Только в 1985 году, спустя десятилетие после кончины автора, рукопись обнаружилась в архиве
«Повесть эта, – как отметит через много лет писатель-фронтовик Вячеслав Кондратьев, – не только явление литературы, она – явление силы человеческого духа, потому как… писалась как исполнение священного долга солдата, бойца, обязанного рассказать о том, что знает, что вынес из кошмара плена… погружает читателя в кромешный сорок первый год, в самое крошево войны, в самые кошмарные и бесчеловечные ее страницы».
После освобождения Шяуляя подпольщик Воробьев был назначен начальником штаба МПВО, организованного на базе партизанской группы. Работая на этой должности, он смог помочь многим из бывших пленных. «Он отстоял жизнь и будущее всех, кто был в его отряде и кто обращался потом, после прихода наших войск», – вспоминала его жена.

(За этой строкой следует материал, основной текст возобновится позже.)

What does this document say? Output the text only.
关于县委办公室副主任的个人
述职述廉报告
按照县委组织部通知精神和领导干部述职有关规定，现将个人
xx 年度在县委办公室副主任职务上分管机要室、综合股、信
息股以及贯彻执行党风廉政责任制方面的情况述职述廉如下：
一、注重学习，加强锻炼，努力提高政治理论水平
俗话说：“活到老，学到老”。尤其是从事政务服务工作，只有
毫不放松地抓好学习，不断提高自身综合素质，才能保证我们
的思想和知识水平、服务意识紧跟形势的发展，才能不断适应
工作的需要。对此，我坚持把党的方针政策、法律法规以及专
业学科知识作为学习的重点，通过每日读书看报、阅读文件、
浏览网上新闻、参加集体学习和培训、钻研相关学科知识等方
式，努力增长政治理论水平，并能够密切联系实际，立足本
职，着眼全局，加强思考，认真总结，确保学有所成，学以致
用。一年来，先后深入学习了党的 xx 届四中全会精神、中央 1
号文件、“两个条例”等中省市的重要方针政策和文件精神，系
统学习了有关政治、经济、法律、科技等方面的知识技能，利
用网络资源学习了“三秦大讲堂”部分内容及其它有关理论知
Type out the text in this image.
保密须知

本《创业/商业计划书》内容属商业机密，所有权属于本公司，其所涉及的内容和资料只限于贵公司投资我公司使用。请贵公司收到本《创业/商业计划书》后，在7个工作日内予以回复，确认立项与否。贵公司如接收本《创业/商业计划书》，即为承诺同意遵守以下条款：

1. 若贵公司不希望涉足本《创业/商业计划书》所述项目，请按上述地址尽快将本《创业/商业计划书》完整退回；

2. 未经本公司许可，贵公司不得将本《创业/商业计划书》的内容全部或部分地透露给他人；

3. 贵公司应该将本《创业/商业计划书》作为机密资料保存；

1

В 1947 году Воробьев демобилизовался, переехал в Вильнюс, работал в снабженческих и торговых организациях, в 1952 году заведовал магазином, отделом литературы и искусства газеты «Советская Литва». Писал повесть о литовской послевоенной деревне. В 1948 году она была закончена, но напечатана только через 10 лет в журнале «Нева» под названием «Последние хутора».
И оставались еще годы и годы до развития советской военной прозы, которая будет связана с новым писательским поколением, чья юность пришлась на войну, чье гражданское и личностное становление оказалось связанным с фронтом. Этому поколению принадлежали Ю. Бондарев, В. Астафьев, В. Быков, В. Кондратьев, Б. Васильев, В. Богомолов, Е. Носов и другие наши прозаики.